良い子のこぶたちゃん

こーの新

良い子のこぶたちゃん


小さな村の、小さな藁のお家。こぶたちゃんが窓から顔を覗かせました。


こぶたちゃんの朝は、お母さんのお手伝いから。お庭のお母さんのところへ走っていきます。


「お母さん、お洗濯、お手伝いする!」


「あらあら。こぶたちゃん。ありがとう。でも、届かないでしょう? 座って待っていてね」


お母さんはいつものように優しく諭すように言いました。こぶたちゃんは黙ってにこにこと笑って頷くと椅子に座ります。


お父さんが作ってくれた朝ご飯。パンにスープにサラダ。こぶたちゃんはご飯が大好き。


「いただきます!」


お母さんとお父さんと、三人で楽しい朝ご飯。


ご飯が終わると、お父さんはお仕事へ、お母さんもお仕事へ。こぶたちゃんは一人でお散歩へ。


いつもの道。いつものように歩いていると、お友達のうさぎくん。


「おはよう、こぶたちゃん」


「おはよう、うさぎくん」


二人は一緒に近所の公園に行きました。たくさんのお友達。みんなで鬼ごっこ。


「こぶたちゃんが鬼ね!」


誰かの言葉。こぶたちゃんは黙って笑って頷きました。


数を数えて、追いかけ始めます。けれどこぶたちゃんは足が遅くて追いつけません。一生懸命走るけれど、うさぎくんにも、うまくんにも、かばちゃんにも追いつけません。みんなはニヤニヤ。


けれど結局、すぐにみんな鬼ごっこに飽きてしまいました。


「ごめんね」


こぶたちゃんは謝ったけれど、みんなどこか不満げ。


「今度はかくれんぼにしよう」


「鬼はこぶたちゃんね」


「うん、分かった」


かくれんぼなら大丈夫。こぶたちゃんは一生懸命みんなを探して、何度か鬼を交代しながら日が暮れるまで遊びました。


「こぶたちゃんがいるときはかくれんぼだな」


「でも、もう隠れる場所なんてないよ」


みんなの声を聞きながら、こぶたちゃんはにこにこ。


また明日、とみんなとお別れ。


こぶたちゃんも手を振ってお家に帰りました。


「ただいま」


「おかえり、こぶたちゃん。楽しかった?」


こぶたちゃんは黙ったまま、にこにこと頷きます。


「そう、それなら良かった。
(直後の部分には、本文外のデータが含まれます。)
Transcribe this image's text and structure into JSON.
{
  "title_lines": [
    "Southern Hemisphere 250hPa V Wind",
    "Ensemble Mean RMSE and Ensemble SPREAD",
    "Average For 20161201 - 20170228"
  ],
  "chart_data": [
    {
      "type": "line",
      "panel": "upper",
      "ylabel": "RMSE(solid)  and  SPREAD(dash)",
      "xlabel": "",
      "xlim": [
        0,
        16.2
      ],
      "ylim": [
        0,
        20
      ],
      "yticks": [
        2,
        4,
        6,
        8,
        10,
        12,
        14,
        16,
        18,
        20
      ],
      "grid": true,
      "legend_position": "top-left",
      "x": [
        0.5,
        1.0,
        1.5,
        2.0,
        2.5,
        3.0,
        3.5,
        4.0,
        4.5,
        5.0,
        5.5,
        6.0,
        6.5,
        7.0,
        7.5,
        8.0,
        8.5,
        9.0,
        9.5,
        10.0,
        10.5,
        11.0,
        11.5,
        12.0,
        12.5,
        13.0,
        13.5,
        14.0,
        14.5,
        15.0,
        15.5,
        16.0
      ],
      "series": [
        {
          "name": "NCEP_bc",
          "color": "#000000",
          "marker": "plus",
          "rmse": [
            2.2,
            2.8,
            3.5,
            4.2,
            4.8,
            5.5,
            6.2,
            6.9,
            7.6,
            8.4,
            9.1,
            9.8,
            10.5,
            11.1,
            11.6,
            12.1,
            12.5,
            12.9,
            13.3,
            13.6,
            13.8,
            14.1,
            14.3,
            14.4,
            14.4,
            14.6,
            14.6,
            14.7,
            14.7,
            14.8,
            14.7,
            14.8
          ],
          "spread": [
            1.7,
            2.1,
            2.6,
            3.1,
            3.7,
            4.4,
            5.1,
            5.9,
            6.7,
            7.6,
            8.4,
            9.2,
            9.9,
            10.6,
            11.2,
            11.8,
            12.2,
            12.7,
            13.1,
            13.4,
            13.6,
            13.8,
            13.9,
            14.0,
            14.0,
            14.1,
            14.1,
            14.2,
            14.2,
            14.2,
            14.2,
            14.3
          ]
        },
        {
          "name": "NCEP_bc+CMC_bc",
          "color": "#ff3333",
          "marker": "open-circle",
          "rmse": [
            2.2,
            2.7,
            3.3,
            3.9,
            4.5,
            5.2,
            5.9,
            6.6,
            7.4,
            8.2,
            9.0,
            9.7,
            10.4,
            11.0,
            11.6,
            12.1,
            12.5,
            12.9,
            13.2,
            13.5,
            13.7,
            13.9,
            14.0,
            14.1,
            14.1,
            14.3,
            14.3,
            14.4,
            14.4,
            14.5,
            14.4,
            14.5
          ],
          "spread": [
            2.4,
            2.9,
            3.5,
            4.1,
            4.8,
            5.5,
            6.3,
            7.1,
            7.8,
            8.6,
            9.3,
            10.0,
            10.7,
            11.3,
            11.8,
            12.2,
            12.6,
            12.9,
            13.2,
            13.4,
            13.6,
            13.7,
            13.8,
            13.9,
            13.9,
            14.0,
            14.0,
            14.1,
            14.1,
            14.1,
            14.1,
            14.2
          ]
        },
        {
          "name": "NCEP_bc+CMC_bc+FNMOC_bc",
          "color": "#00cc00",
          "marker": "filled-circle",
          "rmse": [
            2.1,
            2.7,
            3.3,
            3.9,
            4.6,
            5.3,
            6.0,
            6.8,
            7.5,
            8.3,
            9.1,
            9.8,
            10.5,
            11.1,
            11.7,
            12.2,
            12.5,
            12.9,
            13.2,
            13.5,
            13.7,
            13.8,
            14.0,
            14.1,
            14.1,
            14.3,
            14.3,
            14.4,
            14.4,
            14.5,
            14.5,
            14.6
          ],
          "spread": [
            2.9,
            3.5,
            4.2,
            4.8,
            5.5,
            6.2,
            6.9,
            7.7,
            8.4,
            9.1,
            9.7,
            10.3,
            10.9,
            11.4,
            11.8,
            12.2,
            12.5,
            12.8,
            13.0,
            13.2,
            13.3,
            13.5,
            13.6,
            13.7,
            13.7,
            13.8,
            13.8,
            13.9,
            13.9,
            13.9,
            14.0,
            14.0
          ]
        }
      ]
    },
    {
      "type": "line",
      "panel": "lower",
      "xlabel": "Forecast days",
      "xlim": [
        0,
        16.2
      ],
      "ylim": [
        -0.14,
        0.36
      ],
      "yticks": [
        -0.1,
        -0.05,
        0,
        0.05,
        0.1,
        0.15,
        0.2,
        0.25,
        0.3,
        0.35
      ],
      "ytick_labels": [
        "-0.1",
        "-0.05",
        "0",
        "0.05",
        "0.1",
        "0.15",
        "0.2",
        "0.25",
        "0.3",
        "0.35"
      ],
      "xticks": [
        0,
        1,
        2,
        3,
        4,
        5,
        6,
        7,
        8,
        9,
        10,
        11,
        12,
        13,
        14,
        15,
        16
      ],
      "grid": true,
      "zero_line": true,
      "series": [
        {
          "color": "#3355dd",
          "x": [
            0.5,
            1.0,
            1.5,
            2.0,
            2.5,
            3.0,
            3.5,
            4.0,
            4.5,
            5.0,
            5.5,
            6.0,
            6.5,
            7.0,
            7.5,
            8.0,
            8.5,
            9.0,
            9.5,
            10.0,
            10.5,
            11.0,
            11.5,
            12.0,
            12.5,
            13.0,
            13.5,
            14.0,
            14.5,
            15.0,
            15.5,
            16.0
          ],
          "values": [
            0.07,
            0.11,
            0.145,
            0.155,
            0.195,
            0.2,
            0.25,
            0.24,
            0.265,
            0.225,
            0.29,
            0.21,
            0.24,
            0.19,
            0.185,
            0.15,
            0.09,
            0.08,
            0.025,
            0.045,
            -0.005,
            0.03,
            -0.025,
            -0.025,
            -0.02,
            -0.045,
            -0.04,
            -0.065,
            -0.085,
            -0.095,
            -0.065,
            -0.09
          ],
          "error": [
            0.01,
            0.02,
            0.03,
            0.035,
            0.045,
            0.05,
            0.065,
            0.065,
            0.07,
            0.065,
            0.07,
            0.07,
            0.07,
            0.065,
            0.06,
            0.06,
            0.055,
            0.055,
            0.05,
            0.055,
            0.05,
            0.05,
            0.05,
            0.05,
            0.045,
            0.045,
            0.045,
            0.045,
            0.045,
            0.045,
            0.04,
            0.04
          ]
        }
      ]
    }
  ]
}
お母さんはお料理をするから、こぶたちゃんは絵本でも読んで良い子にしていてね」


こぶたちゃんはお母さんの背中に無表情に頷きました。


絵本を読むこぶたちゃん。じっと、静かに。


「ただいま、お母さん、こぶたちゃん」


「おかえりなさい」


二人でお返事をすると、お父さんはお母さんの方へ。こぶたちゃんはにこにことそれを見送ります。お母さんとお話をしたお父さんは、今度はこぶたちゃんの方へ。


「絵本読んでるのか?」


「うん」


「良い子にできて偉いな」


こぶたちゃんは黙ってにこにこ。着替えにいったお父さんの背中を見送りました。


三人で夜ご飯。こぶたちゃんが大好きな木の実のサラダと果物。


「わぁい!」


「ふふ、喜んでくれて良かったわ」


「こぶたちゃん、ゆっくり噛んで食べようね


お父さんとお母さんと、仲良く夜ご飯。もぐもぐしながら、こぶたちゃんはにこにこ。


「さあ、食べ終わったら、お風呂に入って寝ましょうね」


「うん!」


こぶたちゃんは一人でお風呂へ。お父さんとお母さんが何か話しているのは、聞かないふりをします。


「あの子、本当に鈍臭くてね」


「ああ、だが素直に大人しくしていてくれるから良いじゃないか」


拙い手つきで身体を洗って、着替えをしたらお母さんとお父さんのところへ駆けて行きました。


「あらあら、こぶたちゃん。きちんと拭かなくちゃダメじゃない」


こぶたちゃんは黙ってにこにこ。言われた通りにタオルで拭きます。


「そうそう。偉いわね」


「ああ、こぶたちゃんは良い子だな」


こぶたちゃんはにこにこ笑って、頷きました。


こぶたちゃんはお布団にもぞもぞ潜ります。


「明日も良い子にしなきゃ」


お布団に入って、おやすみなさい。